SUNİ SANCININ YAN ETKİLERİ VE RİSKLERİ
SUNİ SANCININ ANNE VE BEBEK AÇISINDAN ZARARI VAR MIDIR?
Yapılan araştırmalar doğum indüksiyonunun (suni sancı) uygun doğumlarda uygulanması halinde ve uygulama sırasında gerekli takiplerin yapılması halinde anne ve bebek açısından anlamlı bir zarar veya risk içermediğini göstermiştir. Bu nedenle günümüzde uygun doğumlarda oksitosin yaygın olarak kullanılmaktadır. Yeni geliştirilen ve halen güvenilirliği, zararları, riskleri konusunda emin olunamayan bazı ilaçlar onay almamıştır ve bunların yaygın kullanıma girmesi için daha fazla araştırmalara gerek duyulmaktadır.
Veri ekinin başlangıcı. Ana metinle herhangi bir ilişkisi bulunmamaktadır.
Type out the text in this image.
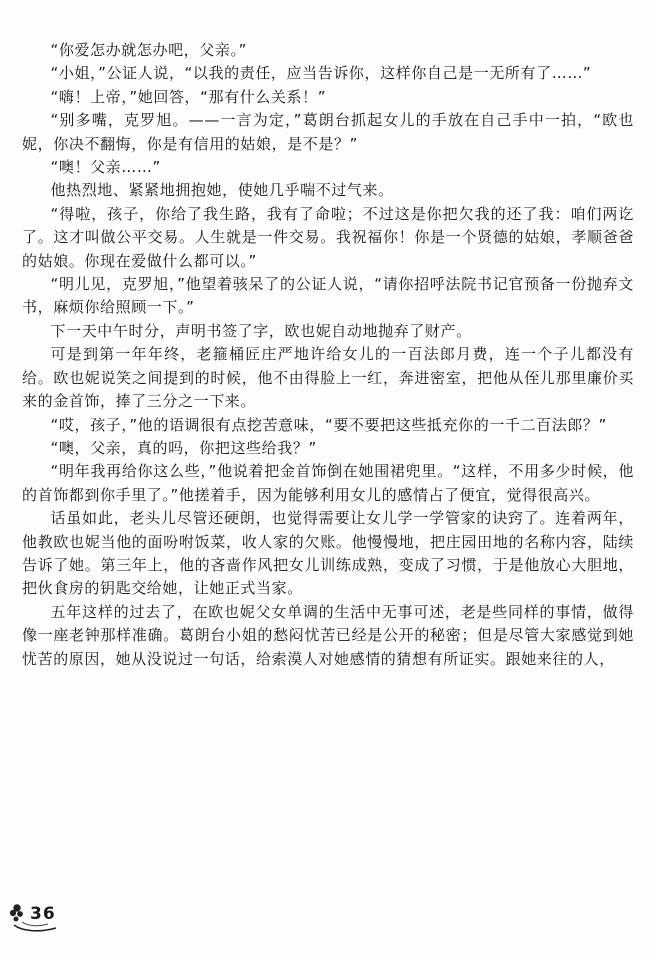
“你爱怎办就怎办吧，父亲。”

“小姐，”公证人说，“以我的责任，应当告诉你，这样你自己是一无所有了……”

“嗨！上帝，”她回答，“那有什么关系！”

“别多嘴，克罗旭。——一言为定，”葛朗台抓起女儿的手放在自己手中一拍，“欧也妮，你决不翻悔，你是有信用的姑娘，是不是？”

“噢！父亲……”

他热烈地、紧紧地拥抱她，使她几乎喘不过气来。

“得啦，孩子，你给了我生路，我有了命啦；不过这是你把欠我的还了我：咱们两讫了。这才叫做公平交易。人生就是一件交易。我祝福你！你是一个贤德的姑娘，孝顺爸爸的姑娘。你现在爱做什么都可以。”

“明儿见，克罗旭，”他望着骇呆了的公证人说，“请你招呼法院书记官预备一份抛弃文书，麻烦你给照顾一下。”

下一天中午时分，声明书签了字，欧也妮自动地抛弃了财产。

可是到第一年年终，老箍桶匠庄严地许给女儿的一百法郎月费，连一个子儿都没有给。欧也妮说笑之间提到的时候，他不由得脸上一红，奔进密室，把他从侄儿那里廉价买来的金首饰，捧了三分之一下来。

“哎，孩子，”他的语调很有点挖苦意味，“要不要把这些抵充你的一千二百法郎？”

“噢，父亲，真的吗，你把这些给我？”

“明年我再给你这么些，”他说着把金首饰倒在她围裙兜里。“这样，不用多少时候，他的首饰都到你手里了。”他搓着手，因为能够利用女儿的感情占了便宜，觉得很高兴。

话虽如此，老头儿尽管还硬朗，也觉得需要让女儿学一学管家的诀窍了。连着两年，他教欧也妮当他的面吩咐饭菜，收人家的欠账。他慢慢地，把庄园田地的名称内容，陆续告诉了她。第三年上，他的吝啬作风把女儿训练成熟，变成了习惯，于是他放心大胆地，把伙食房的钥匙交给她，让她正式当家。

五年这样的过去了，在欧也妮父女单调的生活中无事可述，老是些同样的事情，做得像一座老钟那样准确。葛朗台小姐的愁闷忧苦已经是公开的秘密；但是尽管大家感觉到她忧苦的原因，她从没说过一句话，给索漠人对她感情的猜想有所证实。跟她来往的人，

36
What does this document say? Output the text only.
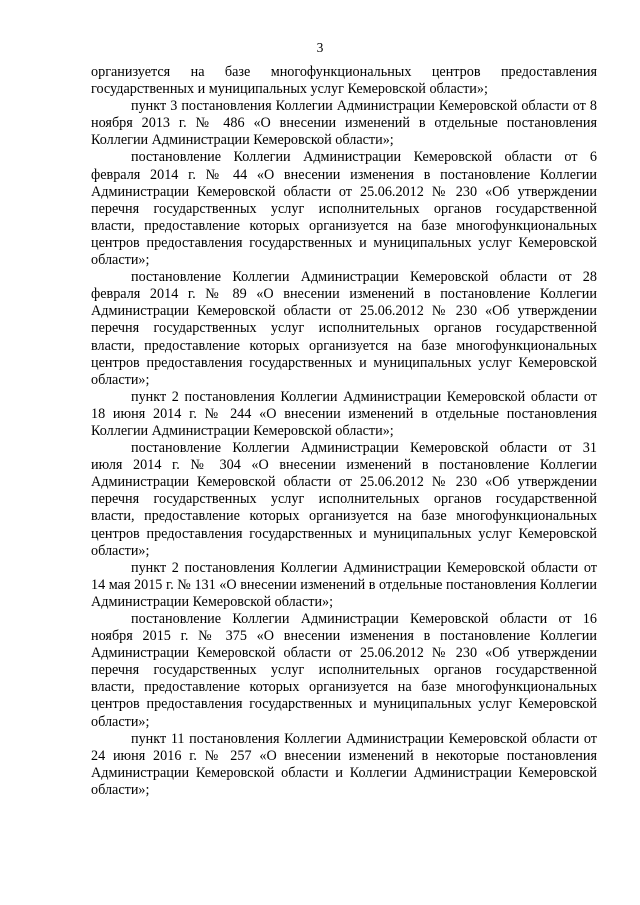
3

организуется на базе многофункциональных центров предоставления государственных и муниципальных услуг Кемеровской области»;

пункт 3 постановления Коллегии Администрации Кемеровской области от 8 ноября 2013 г. № 486 «О внесении изменений в отдельные постановления Коллегии Администрации Кемеровской области»;

постановление Коллегии Администрации Кемеровской области от 6 февраля 2014 г. № 44 «О внесении изменения в постановление Коллегии Администрации Кемеровской области от 25.06.2012 № 230 «Об утверждении перечня государственных услуг исполнительных органов государственной власти, предоставление которых организуется на базе многофункциональных центров предоставления государственных и муниципальных услуг Кемеровской области»;

постановление Коллегии Администрации Кемеровской области от 28 февраля 2014 г. № 89 «О внесении изменений в постановление Коллегии Администрации Кемеровской области от 25.06.2012 № 230 «Об утверждении перечня государственных услуг исполнительных органов государственной власти, предоставление которых организуется на базе многофункциональных центров предоставления государственных и муниципальных услуг Кемеровской области»;

пункт 2 постановления Коллегии Администрации Кемеровской области от 18 июня 2014 г. № 244 «О внесении изменений в отдельные постановления Коллегии Администрации Кемеровской области»;

постановление Коллегии Администрации Кемеровской области от 31 июля 2014 г. № 304 «О внесении изменений в постановление Коллегии Администрации Кемеровской области от 25.06.2012 № 230 «Об утверждении перечня государственных услуг исполнительных органов государственной власти, предоставление которых организуется на базе многофункциональных центров предоставления государственных и муниципальных услуг Кемеровской области»;

пункт 2 постановления Коллегии Администрации Кемеровской области от 14 мая 2015 г. № 131 «О внесении изменений в отдельные постановления Коллегии Администрации Кемеровской области»;

постановление Коллегии Администрации Кемеровской области от 16 ноября 2015 г. № 375 «О внесении изменения в постановление Коллегии Администрации Кемеровской области от 25.06.2012 № 230 «Об утверждении перечня государственных услуг исполнительных органов государственной власти, предоставление которых организуется на базе многофункциональных центров предоставления государственных и муниципальных услуг Кемеровской области»;

пункт 11 постановления Коллегии Администрации Кемеровской области от 24 июня 2016 г. № 257 «О внесении изменений в некоторые постановления Администрации Кемеровской области и Коллегии Администрации Кемеровской области»;
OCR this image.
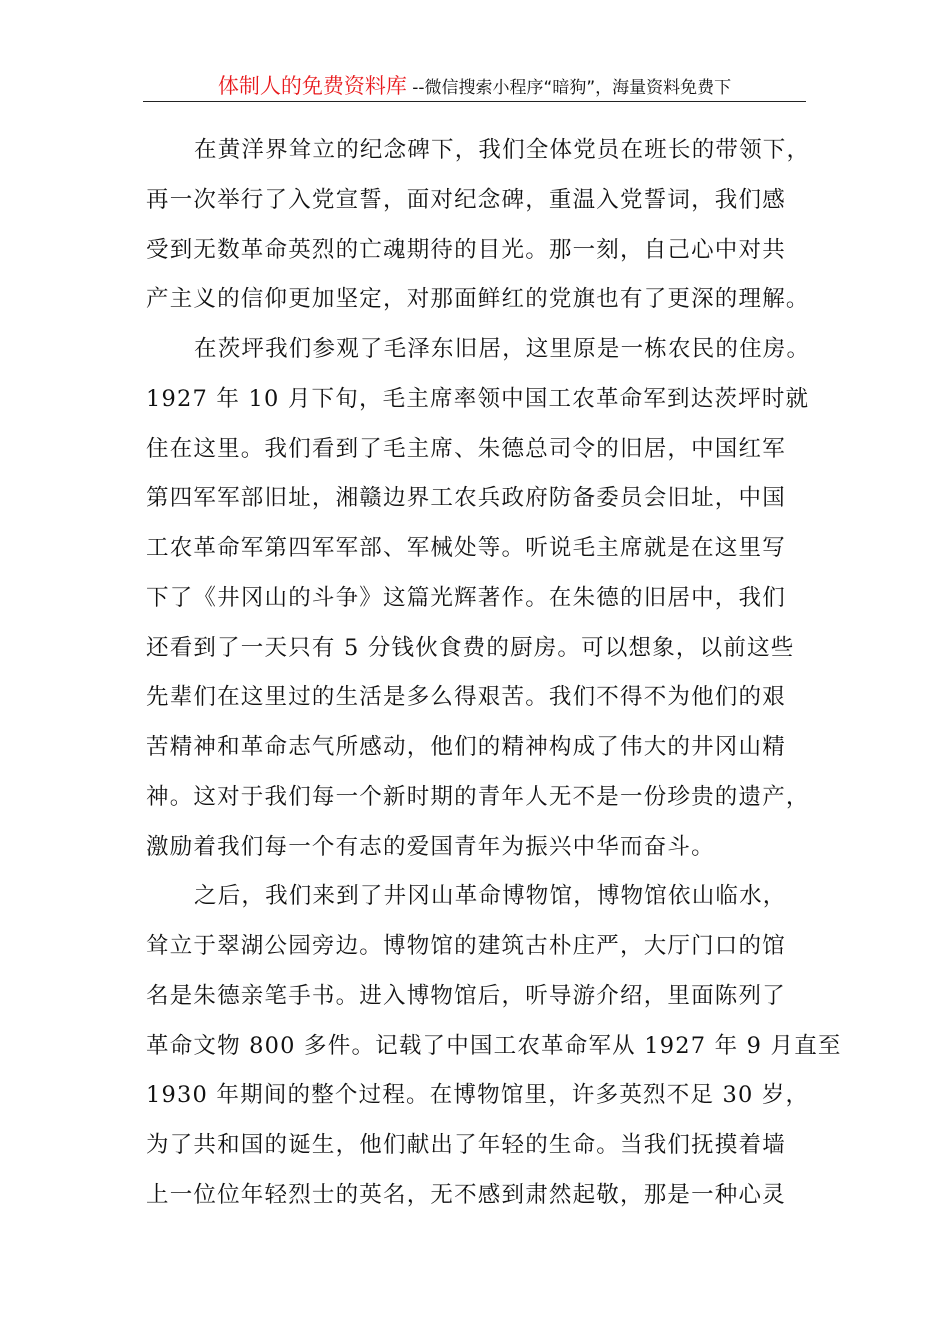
体制人的免费资料库 --微信搜索小程序“暗狗”，海量资料免费下
在黄洋界耸立的纪念碑下，我们全体党员在班长的带领下，
再一次举行了入党宣誓，面对纪念碑，重温入党誓词，我们感
受到无数革命英烈的亡魂期待的目光。那一刻，自己心中对共
产主义的信仰更加坚定，对那面鲜红的党旗也有了更深的理解。
在茨坪我们参观了毛泽东旧居，这里原是一栋农民的住房。
1927 年 10 月下旬，毛主席率领中国工农革命军到达茨坪时就
住在这里。我们看到了毛主席、朱德总司令的旧居，中国红军
第四军军部旧址，湘赣边界工农兵政府防备委员会旧址，中国
工农革命军第四军军部、军械处等。听说毛主席就是在这里写
下了《井冈山的斗争》这篇光辉著作。在朱德的旧居中，我们
还看到了一天只有 5 分钱伙食费的厨房。可以想象，以前这些
先辈们在这里过的生活是多么得艰苦。我们不得不为他们的艰
苦精神和革命志气所感动，他们的精神构成了伟大的井冈山精
神。这对于我们每一个新时期的青年人无不是一份珍贵的遗产，
激励着我们每一个有志的爱国青年为振兴中华而奋斗。
之后，我们来到了井冈山革命博物馆，博物馆依山临水，
耸立于翠湖公园旁边。博物馆的建筑古朴庄严，大厅门口的馆
名是朱德亲笔手书。进入博物馆后，听导游介绍，里面陈列了
革命文物 800 多件。记载了中国工农革命军从 1927 年 9 月直至
1930 年期间的整个过程。在博物馆里，许多英烈不足 30 岁，
为了共和国的诞生，他们献出了年轻的生命。当我们抚摸着墙
上一位位年轻烈士的英名，无不感到肃然起敬，那是一种心灵
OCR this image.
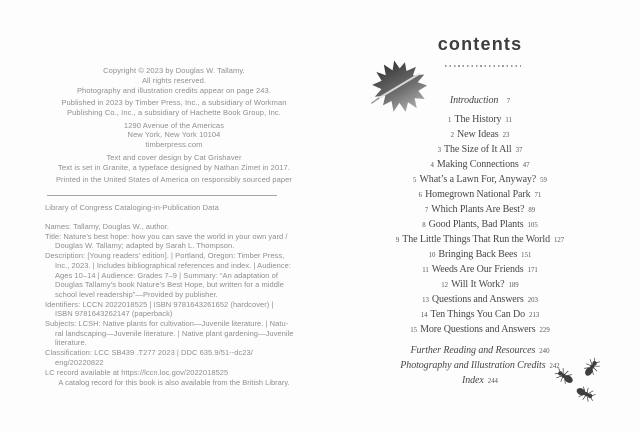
Copyright © 2023 by Douglas W. Tallamy.
All rights reserved.
Photography and illustration credits appear on page 243.
Published in 2023 by Timber Press, Inc., a subsidiary of Workman
Publishing Co., Inc., a subsidiary of Hachette Book Group, Inc.
1290 Avenue of the Americas
New York, New York 10104
timberpress.com
Text and cover design by Cat Grishaver
Text is set in Granite, a typeface designed by Nathan Zimet in 2017.
Printed in the United States of America on responsibly sourced paper
Library of Congress Cataloging-in-Publication Data
Names: Tallamy, Douglas W., author.
Title: Nature’s best hope: how you can save the world in your own yard /
Douglas W. Tallamy; adapted by Sarah L. Thompson.
Description: [Young readers’ edition]. | Portland, Oregon: Timber Press,
Inc., 2023. | Includes bibliographical references and index. | Audience:
Ages 10–14 | Audience: Grades 7–9 | Summary: “An adaptation of
Douglas Tallamy’s book Nature’s Best Hope, but written for a middle
school level readership”—Provided by publisher.
Identifiers: LCCN 2022018525 | ISBN 9781643261652 (hardcover) |
ISBN 9781643262147 (paperback)
Subjects: LCSH: Native plants for cultivation—Juvenile literature. | Natu-
ral landscaping—Juvenile literature. | Native plant gardening—Juvenile
literature.
Classification: LCC SB439 .T277 2023 | DDC 635.9/51--dc23/
eng/20220822
LC record available at https://lccn.loc.gov/2022018525
A catalog record for this book is also available from the British Library.
contents
Introduction 7
1 The History 11
2 New Ideas 23
3 The Size of It All 37
4 Making Connections 47
5 What’s a Lawn For, Anyway? 59
6 Homegrown National Park 71
7 Which Plants Are Best? 89
8 Good Plants, Bad Plants 105
9 The Little Things That Run the World 127
10 Bringing Back Bees 151
11 Weeds Are Our Friends 171
12 Will It Work? 189
13 Questions and Answers 203
14 Ten Things You Can Do 213
15 More Questions and Answers 229
Further Reading and Resources 240
Photography and Illustration Credits 242
Index 244
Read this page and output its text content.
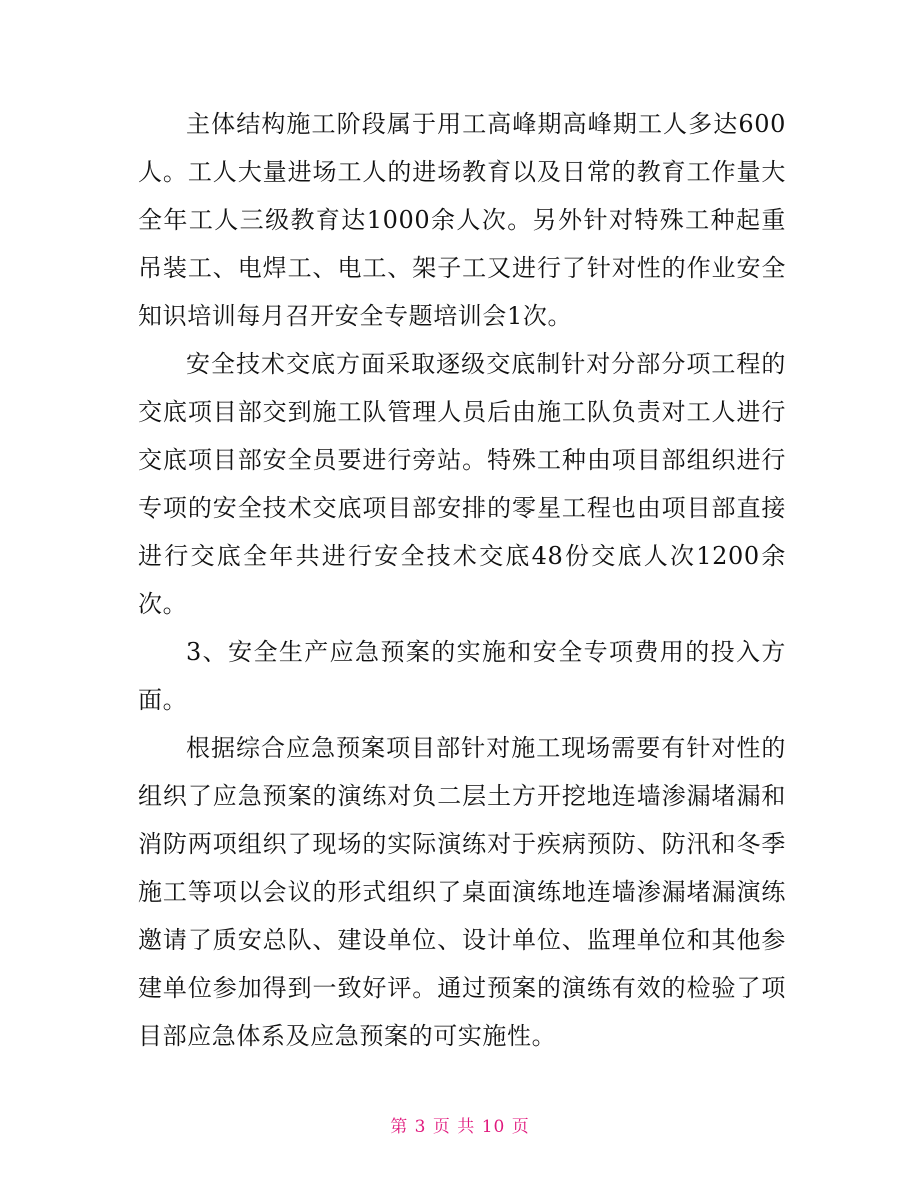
主体结构施工阶段属于用工高峰期高峰期工人多达600人。工人大量进场工人的进场教育以及日常的教育工作量大全年工人三级教育达1000余人次。另外针对特殊工种起重吊装工、电焊工、电工、架子工又进行了针对性的作业安全知识培训每月召开安全专题培训会1次。

安全技术交底方面采取逐级交底制针对分部分项工程的交底项目部交到施工队管理人员后由施工队负责对工人进行交底项目部安全员要进行旁站。特殊工种由项目部组织进行专项的安全技术交底项目部安排的零星工程也由项目部直接进行交底全年共进行安全技术交底48份交底人次1200余次。

3、安全生产应急预案的实施和安全专项费用的投入方面。

根据综合应急预案项目部针对施工现场需要有针对性的组织了应急预案的演练对负二层土方开挖地连墙渗漏堵漏和消防两项组织了现场的实际演练对于疾病预防、防汛和冬季施工等项以会议的形式组织了桌面演练地连墙渗漏堵漏演练邀请了质安总队、建设单位、设计单位、监理单位和其他参建单位参加得到一致好评。通过预案的演练有效的检验了项目部应急体系及应急预案的可实施性。

第 3 页 共 10 页
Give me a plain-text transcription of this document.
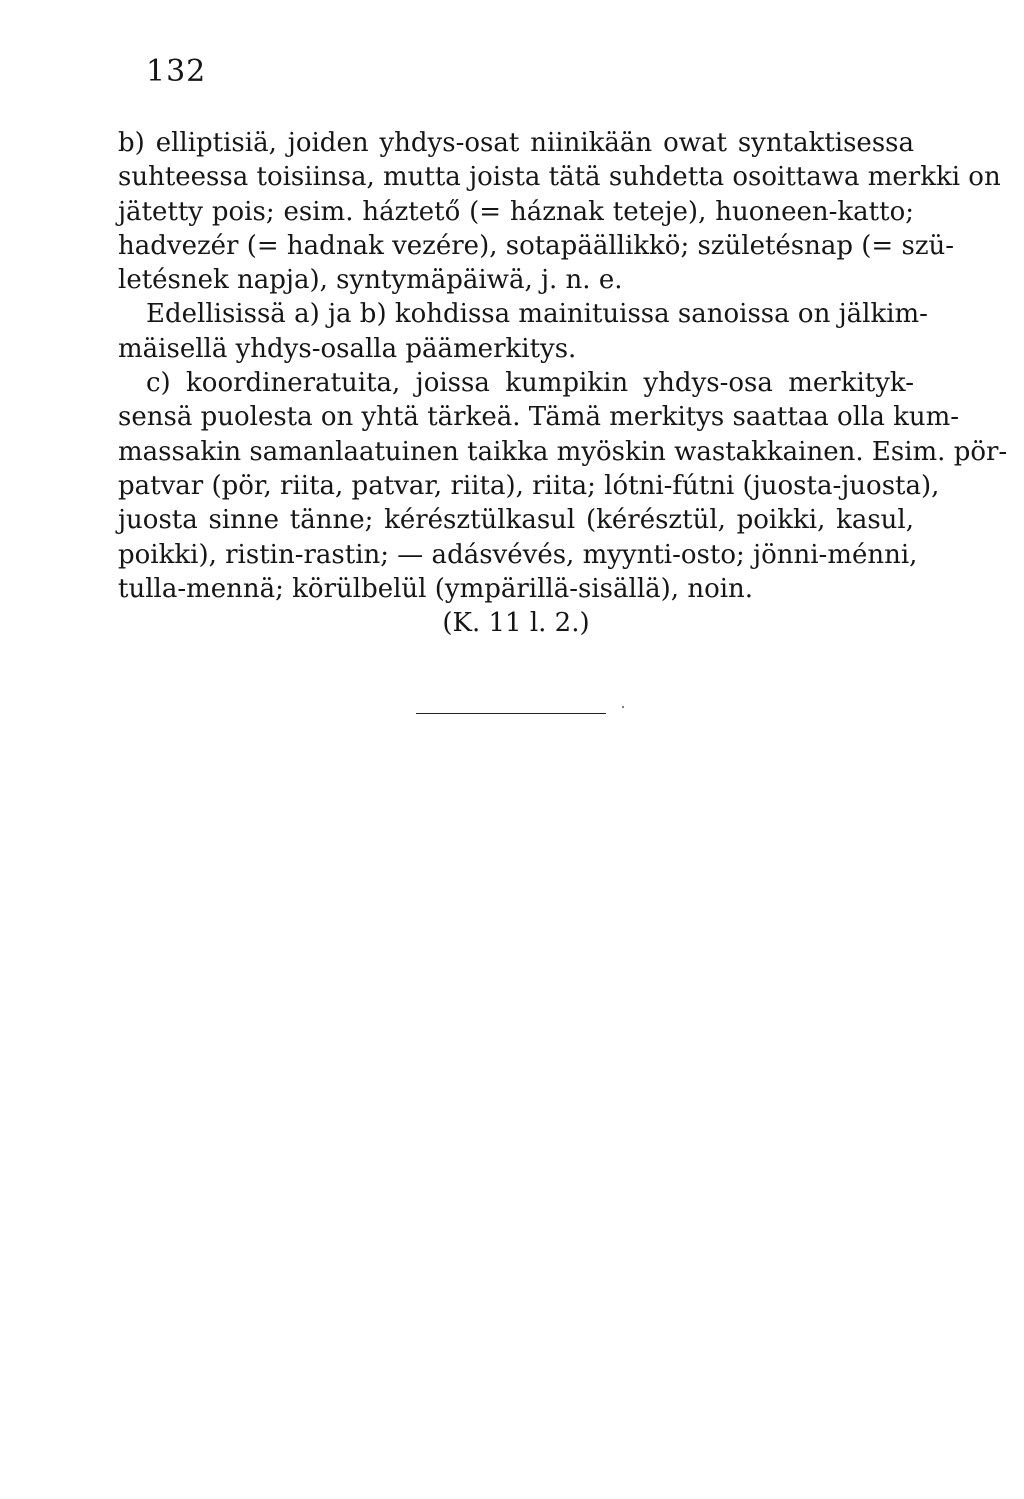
132
b) elliptisiä, joiden yhdys-osat niinikään owat syntaktisessa
suhteessa toisiinsa, mutta joista tätä suhdetta osoittawa merkki on
jätetty pois; esim. háztető (= háznak teteje), huoneen-katto;
hadvezér (= hadnak vezére), sotapäällikkö; születésnap (= szü-
letésnek napja), syntymäpäiwä, j. n. e.
Edellisissä a) ja b) kohdissa mainituissa sanoissa on jälkim-
mäisellä yhdys-osalla päämerkitys.
c) koordineratuita, joissa kumpikin yhdys-osa merkityk-
sensä puolesta on yhtä tärkeä. Tämä merkitys saattaa olla kum-
massakin samanlaatuinen taikka myöskin wastakkainen. Esim. pör-
patvar (pör, riita, patvar, riita), riita; lótni-fútni (juosta-juosta),
juosta sinne tänne; kérésztülkasul (kérésztül, poikki, kasul,
poikki), ristin-rastin; — adásvévés, myynti-osto; jönni-ménni,
tulla-mennä; körülbelül (ympärillä-sisällä), noin.
(K. 11 l. 2.)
Suni sancı (doğum indüksiyonu) amacıyla en sık kullanılan yöntem olan oksitosin’in yan etkileri ve riskleri:
– Taşsistol ve hiperstimülasyon
– Fetal distres
– Hızlı doğum (partus precipitatus)
– Başarısız indüksiyon
– Hipotansiyon (İntravenöz bolus olarak verildiğinde)
– Yüksek dozda uygulanırsa anti-diüretik etki gösterebilir
– Hiponatremi (sodyumdan fakir sıvılarla verilirse)
– Bebekte yenidoğan döneminde bilirubin yüksekliğini arttırdığını söyleyen araştırmalar vardır ancak bazı araştırmalarda bunu gösterilememiştir.
– Uygun olmayan serviks (rahim ağzı) halinde uygulanırsa özellikle ilk gebeliklerde sezaryen oranında artışa neden olabilir.